During its testing phase, Ellison said, more than one-third of the category's shoppers were new to the store, and the average transaction was more than $1,200. That helped lift comparable sales in the pilot locations, Ellison said.

The push into appliances also comes as Sears' revenue continues to nosedive. However, the Penney's competitor is not throwing in the towel. Despite Sears' cratering revenues, appliances have remained a key selling point for its shoppers. Earlier this week, Sears said that it will test a new free-standing appliance shop, in Fort Collins, Colorado, starting next week.

Penney's also plans to improve its home offerings by expanding its exposure to window treatments, a category in which it led before its failed turnaround efforts.

Despite Penney's ambitions and relatively solid first-quarter performance to its peers, some analysts noted that the company's comparable sales decline of 0.4 percent — its first such decline since third quarter 2013 — and gross margin contraction were disappointing.

"Considering J.C. Penney's comparisons, it's pretty weak," Citi analyst Paul Lejuez told investors. "The company did a good job of managing (slashing) expenses, and overall EPS and EBITDA came in a little bit better than expected. But for a turnaround story like J.C. Penney, the top-line and gross margin are most important."

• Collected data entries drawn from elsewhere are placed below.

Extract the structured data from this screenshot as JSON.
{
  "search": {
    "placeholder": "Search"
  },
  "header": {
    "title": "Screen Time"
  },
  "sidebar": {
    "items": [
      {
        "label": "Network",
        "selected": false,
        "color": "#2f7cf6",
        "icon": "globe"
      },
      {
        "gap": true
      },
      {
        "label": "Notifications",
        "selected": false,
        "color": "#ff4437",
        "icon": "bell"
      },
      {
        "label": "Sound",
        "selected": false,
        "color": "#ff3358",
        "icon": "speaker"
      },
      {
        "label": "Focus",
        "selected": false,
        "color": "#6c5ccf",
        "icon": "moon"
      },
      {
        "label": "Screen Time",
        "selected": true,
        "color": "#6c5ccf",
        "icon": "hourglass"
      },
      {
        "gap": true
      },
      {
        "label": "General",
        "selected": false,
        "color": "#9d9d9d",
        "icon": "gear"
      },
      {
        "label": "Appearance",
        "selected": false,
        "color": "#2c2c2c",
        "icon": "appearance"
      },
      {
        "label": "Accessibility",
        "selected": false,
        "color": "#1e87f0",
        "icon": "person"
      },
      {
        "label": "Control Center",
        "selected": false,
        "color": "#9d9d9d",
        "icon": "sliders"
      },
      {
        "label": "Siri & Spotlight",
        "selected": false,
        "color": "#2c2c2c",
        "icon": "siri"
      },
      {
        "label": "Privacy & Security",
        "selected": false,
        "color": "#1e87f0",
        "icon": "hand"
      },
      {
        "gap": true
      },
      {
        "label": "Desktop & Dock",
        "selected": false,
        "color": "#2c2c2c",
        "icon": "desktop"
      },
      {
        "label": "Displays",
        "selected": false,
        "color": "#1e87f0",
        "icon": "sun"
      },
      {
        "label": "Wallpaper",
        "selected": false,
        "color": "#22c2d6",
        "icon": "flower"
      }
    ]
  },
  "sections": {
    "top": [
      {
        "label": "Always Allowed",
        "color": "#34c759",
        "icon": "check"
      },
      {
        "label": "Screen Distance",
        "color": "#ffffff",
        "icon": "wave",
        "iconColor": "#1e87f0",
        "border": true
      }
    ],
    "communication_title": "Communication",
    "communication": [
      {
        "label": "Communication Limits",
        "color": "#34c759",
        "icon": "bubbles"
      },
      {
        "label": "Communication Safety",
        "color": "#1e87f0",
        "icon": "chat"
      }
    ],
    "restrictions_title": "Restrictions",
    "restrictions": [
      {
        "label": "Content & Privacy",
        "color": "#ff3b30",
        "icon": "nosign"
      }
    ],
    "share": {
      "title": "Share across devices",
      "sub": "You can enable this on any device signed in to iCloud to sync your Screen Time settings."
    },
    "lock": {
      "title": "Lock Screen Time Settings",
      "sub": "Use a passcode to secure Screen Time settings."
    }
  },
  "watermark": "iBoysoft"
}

Last year, the department store made strides, eking out 3 percent revenue gain, which sent its sales to $12.6 billion. That's well shy of the $19.9 billion it pulled in eight years prior.

Penney nonetheless maintained its forecast for EBITDA of $1 billion this year, and a comparable sales increase of 3 to 4 percent. Ellison cited the company's new initiatives, an improvement in sales trends around Mother's Day and the relatively small sales contribution of the first quarter as the reasons for his confidence.

Despite Penney's disappointing results, it still performed better than its peers. Macy's, Nordstrom, Kohl's and Dillard's all reported their worst same-store sales growth since the Great Recession.